Let’s move one layer down to Kubernetes components themselves. Each node runs a number of Kubernetes components needed to keep Kubernetes operational. This includes the kubelet, kube-proxy, and container runtime. If one of these components goes down, the node may become unresponsive. While Kubernetes will take note, minutes may pass before it does. During this time, you may experience service disruption.

Properly rolling out Kubernetes with tools such as Terraform or kops is not enough. You need a component that is continuously and proactively monitoring the health status of all Kubernetes components ensuring prompt recovery with minimal impact on the rest of the cluster. In Kublr’s case, the Kublr Agent does that.

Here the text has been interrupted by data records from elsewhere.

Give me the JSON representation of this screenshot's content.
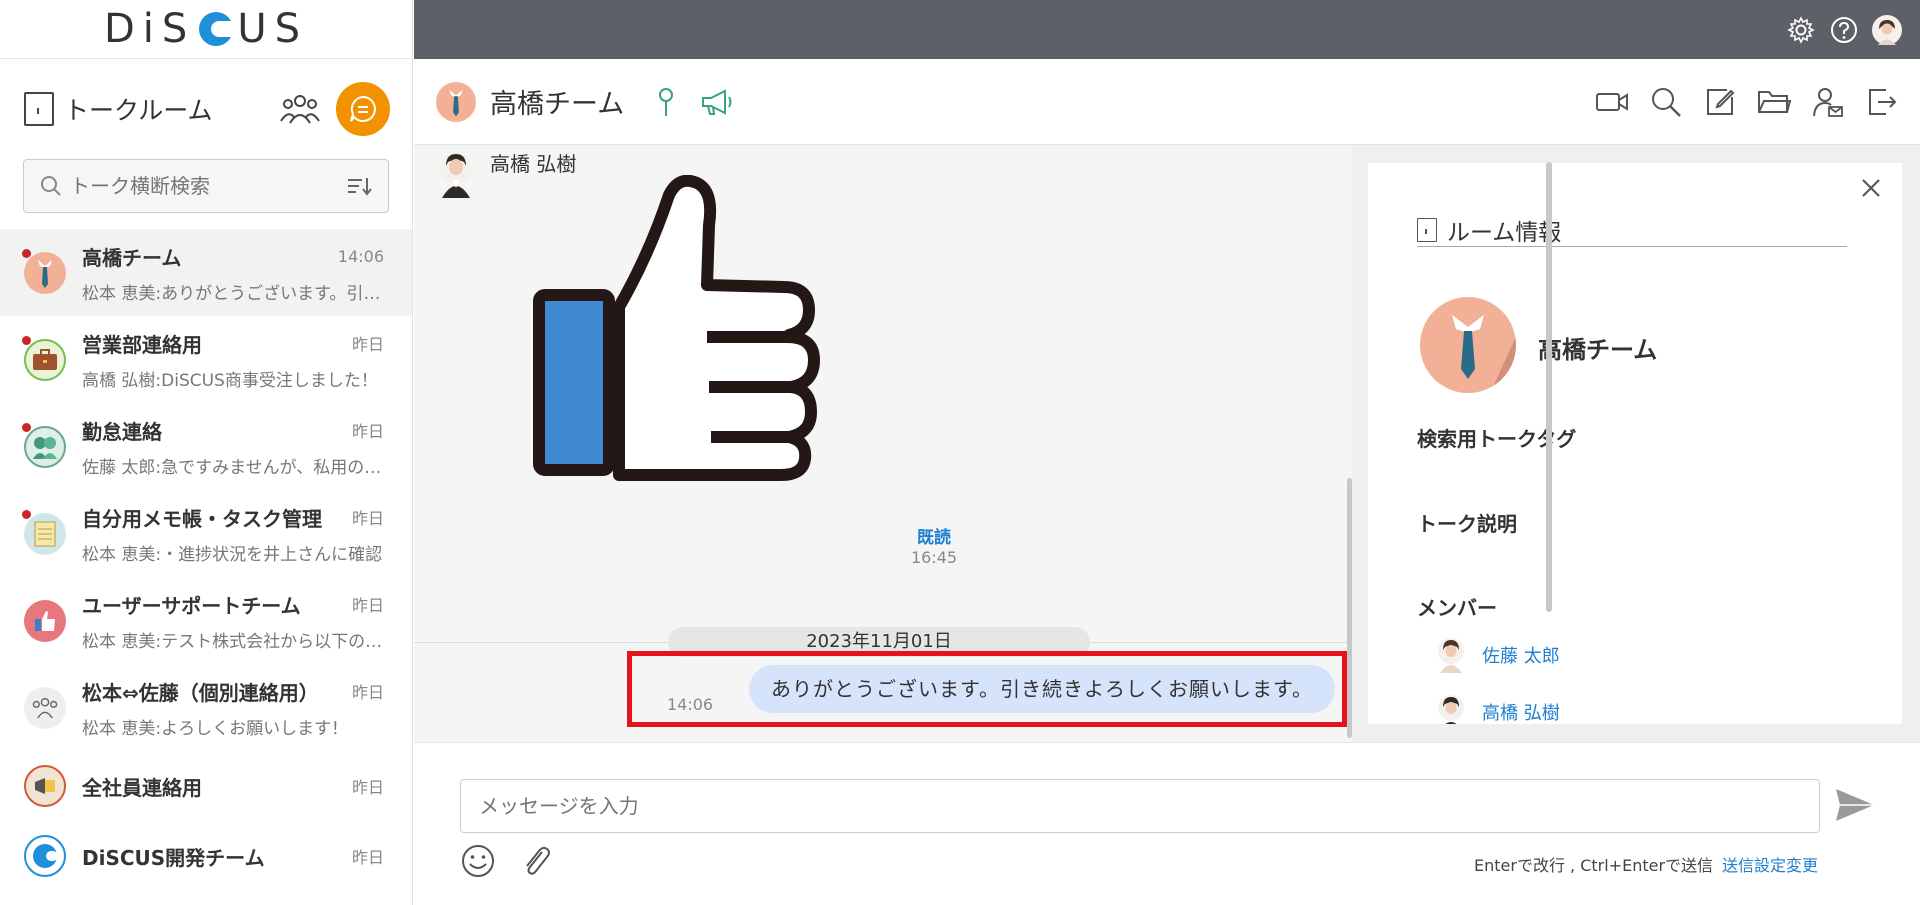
{
  "app": {
    "logo_text": "DiSCUS"
  },
  "sidebar": {
    "title": "トークルーム",
    "search_placeholder": "トーク横断検索",
    "rooms": [
      {
        "name": "高橋チーム",
        "time": "14:06",
        "last": "松本 恵美:ありがとうございます。引き続きよろしくお願いします。",
        "unread": true,
        "active": true
      },
      {
        "name": "営業部連絡用",
        "time": "昨日",
        "last": "高橋 弘樹:DiSCUS商事受注しました！",
        "unread": true,
        "active": false
      },
      {
        "name": "勤怠連絡",
        "time": "昨日",
        "last": "佐藤 太郎:急ですみませんが、私用のため",
        "unread": true,
        "active": false
      },
      {
        "name": "自分用メモ帳・タスク管理",
        "time": "昨日",
        "last": "松本 恵美:・進捗状況を井上さんに確認",
        "unread": true,
        "active": false
      },
      {
        "name": "ユーザーサポートチーム",
        "time": "昨日",
        "last": "松本 恵美:テスト株式会社から以下の問い合わせ",
        "unread": false,
        "active": false
      },
      {
        "name": "松本⇔佐藤（個別連絡用）",
        "time": "昨日",
        "last": "松本 恵美:よろしくお願いします！",
        "unread": false,
        "active": false
      },
      {
        "name": "全社員連絡用",
        "time": "昨日",
        "last": "",
        "unread": false,
        "active": false
      },
      {
        "name": "DiSCUS開発チーム",
        "time": "昨日",
        "last": "",
        "unread": false,
        "active": false
      }
    ]
  },
  "header": {
    "room_title": "高橋チーム"
  },
  "chat": {
    "sender": "高橋 弘樹",
    "read_label": "既読",
    "read_time": "16:45",
    "date": "2023年11月01日",
    "message_time": "14:06",
    "message_text": "ありがとうございます。引き続きよろしくお願いします。"
  },
  "info": {
    "title": "ルーム情報",
    "room_name": "高橋チーム",
    "tag_label": "検索用トークタグ",
    "desc_label": "トーク説明",
    "members_label": "メンバー",
    "members": [
      "佐藤 太郎",
      "高橋 弘樹"
    ]
  },
  "composer": {
    "placeholder": "メッセージを入力",
    "hint": "Enterで改行 , Ctrl+Enterで送信",
    "settings_link": "送信設定変更"
  },
  "colors": {
    "accent_orange": "#f39200",
    "topbar": "#5e6068",
    "link_blue": "#1f7fd1",
    "highlight_red": "#e4141c",
    "bubble": "#d6e4fb"
  }
}
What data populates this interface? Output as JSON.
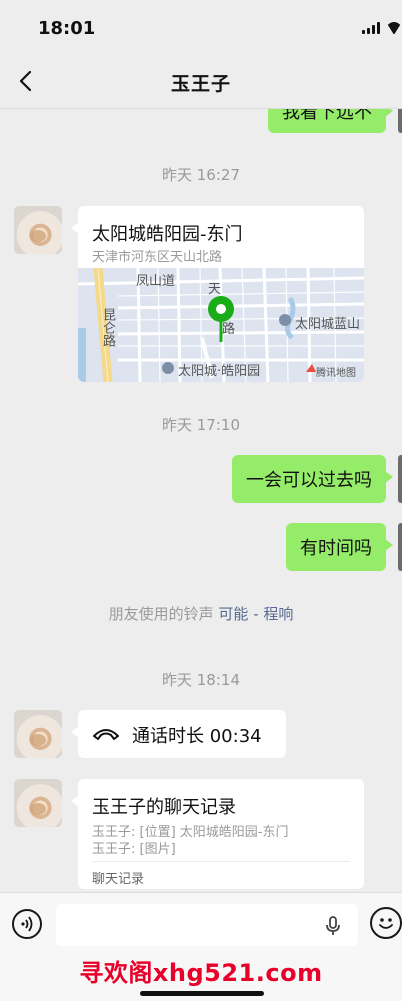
{
  "status": {
    "time": "18:01"
  },
  "nav": {
    "title": "玉王子"
  },
  "messages": {
    "top_partial": "我看下远不",
    "time1": "昨天 16:27",
    "location": {
      "title": "太阳城皓阳园-东门",
      "address": "天津市河东区天山北路",
      "map_labels": [
        "凤山道",
        "天",
        "路",
        "昆仑路",
        "太阳城蓝山",
        "太阳城·皓阳园",
        "腾讯地图"
      ]
    },
    "time2": "昨天 17:10",
    "out1": "一会可以过去吗",
    "out2": "有时间吗",
    "ringtone": {
      "prefix": "朋友使用的铃声",
      "link": "可能 - 程响"
    },
    "time3": "昨天 18:14",
    "call": "通话时长 00:34",
    "record": {
      "title": "玉王子的聊天记录",
      "line1": "玉王子: [位置] 太阳城皓阳园-东门",
      "line2": "玉王子: [图片]",
      "footer": "聊天记录"
    }
  },
  "input": {
    "placeholder": "",
    "watermark": "寻欢阁xhg521.com"
  },
  "colors": {
    "bubble_out": "#95ec69",
    "background": "#ededed",
    "link": "#576b95",
    "watermark": "#e8002a"
  }
}
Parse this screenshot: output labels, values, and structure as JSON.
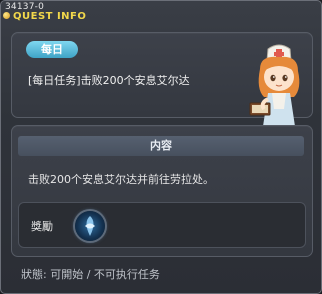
{
  "window": {
    "id_label": "34137-0",
    "title": "QUEST INFO"
  },
  "quest": {
    "category_badge": "每日",
    "name": "[每日任务]击败200个安息艾尔达",
    "npc_icon": "npc-nurse-portrait-icon"
  },
  "content": {
    "header": "内容",
    "description": "击败200个安息艾尔达并前往劳拉处。"
  },
  "reward": {
    "label": "獎勵",
    "icon": "exp-orb-icon"
  },
  "status": {
    "text": "狀態: 可開始 / 不可执行任务"
  },
  "colors": {
    "title": "#f2d84b",
    "badge": "#4fb3d6",
    "background": "#2f333a"
  }
}
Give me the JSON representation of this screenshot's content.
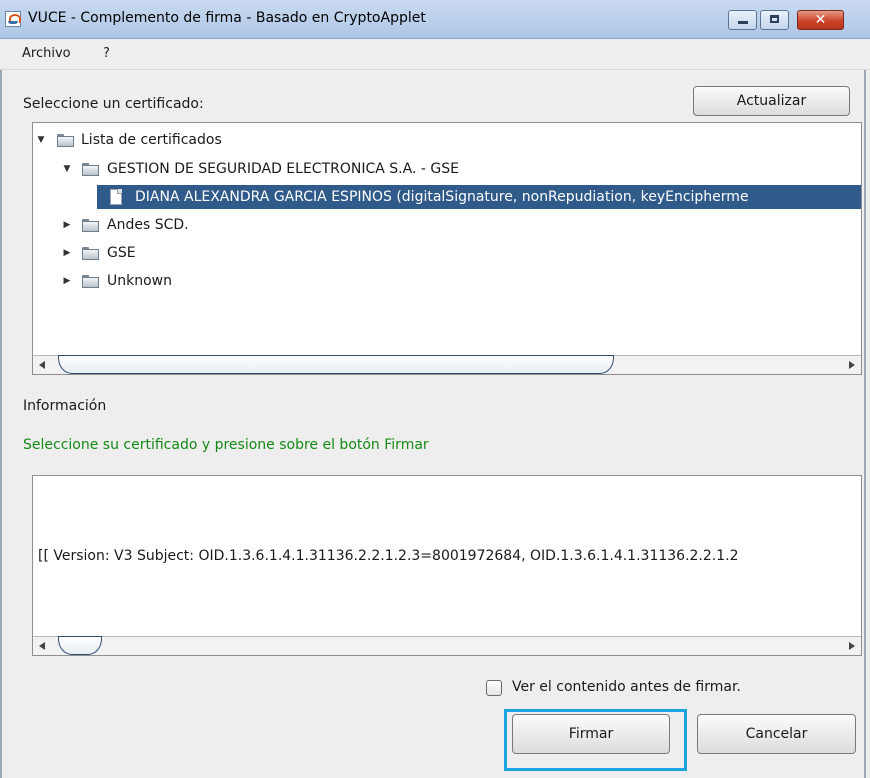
{
  "window": {
    "title": "VUCE - Complemento de firma - Basado en CryptoApplet"
  },
  "menu": {
    "items": [
      "Archivo",
      "?"
    ]
  },
  "select_label": "Seleccione un certificado:",
  "refresh_button": "Actualizar",
  "tree": {
    "root": "Lista de certificados",
    "issuer": "GESTION DE SEGURIDAD ELECTRONICA S.A. - GSE",
    "selected_cert": "DIANA ALEXANDRA GARCIA ESPINOS (digitalSignature, nonRepudiation, keyEncipherme",
    "others": [
      "Andes SCD.",
      "GSE",
      "Unknown"
    ]
  },
  "info": {
    "heading": "Información",
    "instruction": "Seleccione su certificado y presione sobre el botón Firmar",
    "instruction_color": "#148a14",
    "detail": "[[  Version: V3   Subject: OID.1.3.6.1.4.1.31136.2.2.1.2.3=8001972684, OID.1.3.6.1.4.1.31136.2.2.1.2"
  },
  "view_content_checkbox": {
    "label": "Ver el contenido antes de firmar.",
    "checked": false
  },
  "sign_button": "Firmar",
  "cancel_button": "Cancelar"
}
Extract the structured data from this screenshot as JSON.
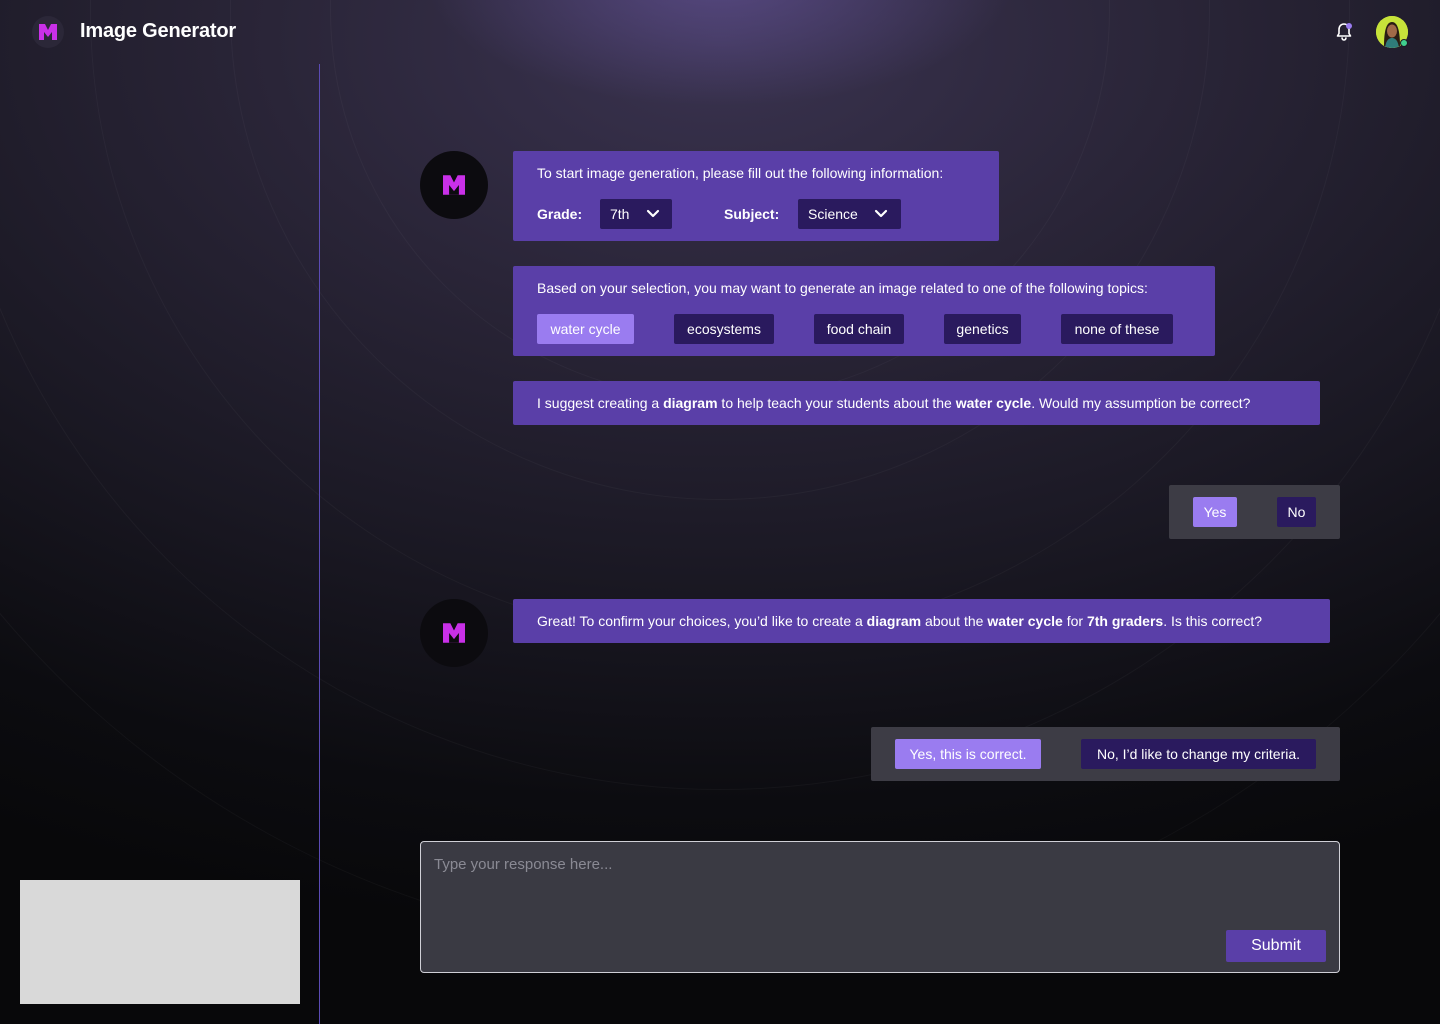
{
  "header": {
    "title": "Image Generator"
  },
  "input": {
    "placeholder": "Type your response here...",
    "submit_label": "Submit"
  },
  "messages": {
    "form": {
      "prompt": "To start image generation, please fill out the following information:",
      "grade_label": "Grade:",
      "grade_value": "7th",
      "subject_label": "Subject:",
      "subject_value": "Science"
    },
    "topics": {
      "prompt": "Based on your selection, you may want to generate an image related to one of the following topics:",
      "options": [
        "water cycle",
        "ecosystems",
        "food chain",
        "genetics",
        "none of these"
      ],
      "selected": "water cycle"
    },
    "suggestion": {
      "t1": "I suggest creating a ",
      "b1": "diagram",
      "t2": " to help teach your students about the ",
      "b2": "water cycle",
      "t3": ". Would my assumption be correct?"
    },
    "reply1": {
      "yes": "Yes",
      "no": "No",
      "selected": "Yes"
    },
    "confirm": {
      "t1": "Great! To confirm your choices, you’d like to create a ",
      "b1": "diagram",
      "t2": " about the ",
      "b2": "water cycle",
      "t3": " for ",
      "b3": "7th graders",
      "t4": ". Is this correct?"
    },
    "reply2": {
      "yes": "Yes, this is correct.",
      "no": "No, I’d like to change my criteria.",
      "selected": "Yes, this is correct."
    }
  },
  "colors": {
    "accent": "#5a3fa8",
    "accent_light": "#9a7cf0",
    "chip_dark": "#2a1a5e",
    "brand_magenta": "#c930e8"
  }
}
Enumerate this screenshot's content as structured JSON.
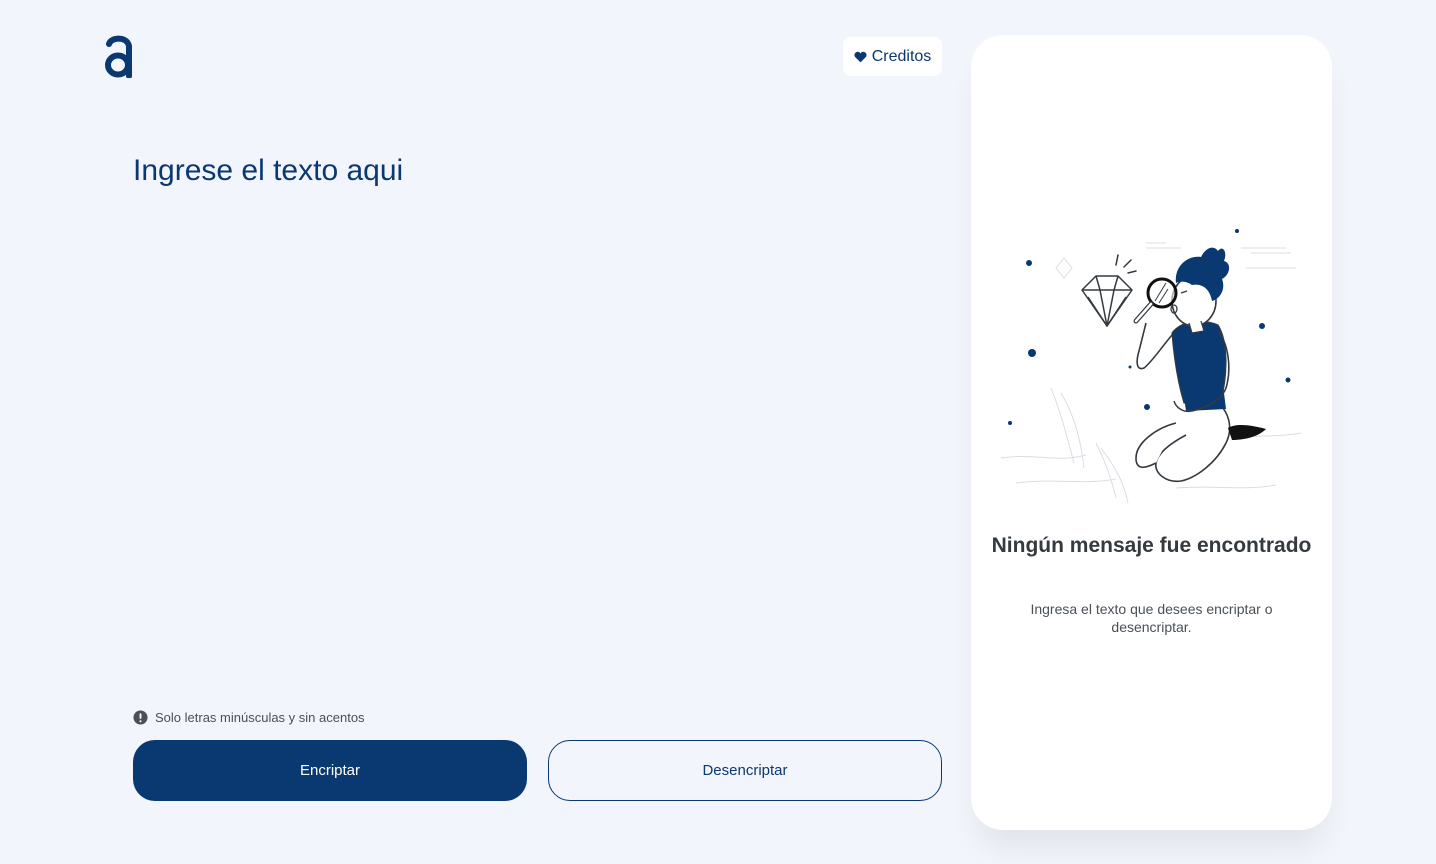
{
  "brand": {
    "logo_icon": "alura-a-logo-icon",
    "primary_color": "#0A3871",
    "background_color": "#F3F5FC"
  },
  "header": {
    "credits_label": "Creditos",
    "credits_icon": "heart-icon"
  },
  "editor": {
    "placeholder": "Ingrese el texto aqui",
    "value": ""
  },
  "hint": {
    "icon": "exclamation-circle-icon",
    "text": "Solo letras minúsculas y sin acentos"
  },
  "actions": {
    "encrypt_label": "Encriptar",
    "decrypt_label": "Desencriptar"
  },
  "output": {
    "illustration": "person-with-magnifying-glass-illustration",
    "title": "Ningún mensaje fue encontrado",
    "subtitle": "Ingresa el texto que desees encriptar o desencriptar."
  }
}
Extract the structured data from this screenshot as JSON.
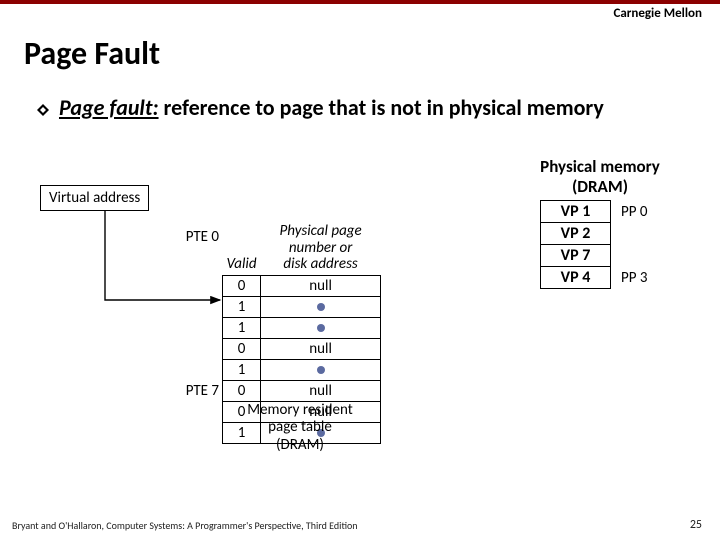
{
  "brand": "Carnegie Mellon",
  "title": "Page Fault",
  "bullet": {
    "term": "Page fault:",
    "rest": " reference to page that is not in physical memory"
  },
  "virtual_address_label": "Virtual address",
  "table_headers": {
    "valid": "Valid",
    "ppn": "Physical page\nnumber or\ndisk address"
  },
  "pte_labels": {
    "first": "PTE 0",
    "last": "PTE 7"
  },
  "pte_rows": [
    {
      "valid": "0",
      "addr": "null"
    },
    {
      "valid": "1",
      "addr": "•"
    },
    {
      "valid": "1",
      "addr": "•"
    },
    {
      "valid": "0",
      "addr": "null"
    },
    {
      "valid": "1",
      "addr": "•"
    },
    {
      "valid": "0",
      "addr": "null"
    },
    {
      "valid": "0",
      "addr": "null"
    },
    {
      "valid": "1",
      "addr": "•"
    }
  ],
  "page_table_caption": "Memory resident\npage table\n(DRAM)",
  "physical_memory_heading": "Physical memory\n(DRAM)",
  "pm_rows": [
    {
      "vp": "VP 1",
      "pp": "PP 0"
    },
    {
      "vp": "VP 2",
      "pp": ""
    },
    {
      "vp": "VP 7",
      "pp": ""
    },
    {
      "vp": "VP 4",
      "pp": "PP 3"
    }
  ],
  "footer": "Bryant and O'Hallaron, Computer Systems: A Programmer's Perspective, Third Edition",
  "page_number": "25"
}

(3) The Infrastructure Layer

Now, let’s move another layer down, to the infrastructure. At any time, a VM or disk may go down. While Kubernetes will reschedule your apps as soon as it realizes the node is no longer available (which may take 5 minutes), it can’t spin up a new node by itself. All it can do is reschedule on existing infrastructure. If there isn’t enough available capacity, tough luck.

To provision new infrastructure when needed, you’ll need an external mechanism to ensure self-healing nodes. When using the cloud, you can leverage cloud tools to monitor VMs and automatically restart or spin up a new one in case of an unresponsive node. In Azure it may be scale sets. In AWS and GCP it’s autoscaling groups. All you need to do is make sure that the system that provisions Kubernetes clusters, properly leverages those capabilities.

On-prem with VMware or on bare metal, you’ll need some external system like Kublr to proactively monitor your infrastructure and take preventive or corrective action when needed. With VMware, for instance, the system may provision a new virtual node if the old one doesn’t respond anymore, etc.

As we’ve seen, Kubernetes ensures self-healing pods, and if a pod goes down, Kubernetes will restart a new one. However, if an entire node goes down, Kubernetes generally isn’t able to spin a new one up. From a self-healing point of view, infrastructure could turn into the weakest link in the chain, jeopardizing the reliability of your applications. That’s because your clusters are only as reliable as the underlying infrastructure. Meaning the best Kubernetes management solution cannot protect you from poor infrastructure provisioning.

Multi-Cloud and Hybrid Deployments

When leveraging cloud-managed Kubernetes, you needn’t worry about reliability and self-healing — the cloud will take care of it for you. As multi-cloud and hybrid deployments become increasingly prevalent, reliability becomes your responsibility; even if you use frameworks and tools like terraform.

However, multi-cloud deployments with managed Kubernetes aren’t always feasible due to the incompatibilities of managed Kubernetes clusters. That’s why you may need to explore how disaster recovery and reliability is implemented in each environment and find tools that work across environments.

Kubernetes is Still Self-Healing King

The appeal of Kubernetes as a tool that allows you to run applications in a reliable, highly available, and stable way across multiple infrastructures, still holds. In fact, Kubernetes is uniquely positioned to deliver on that promise. It certainly has what it takes, but the fact that it has the ability doesn’t mean it’s available by default.

To summarize, highly available, reliable applications (customer-facing or mission-critical apps with zero downtime), require node self-healing and solid infrastructure provisioning. If the platform doesn’t provide that, application performance can’t possibly be guaranteed.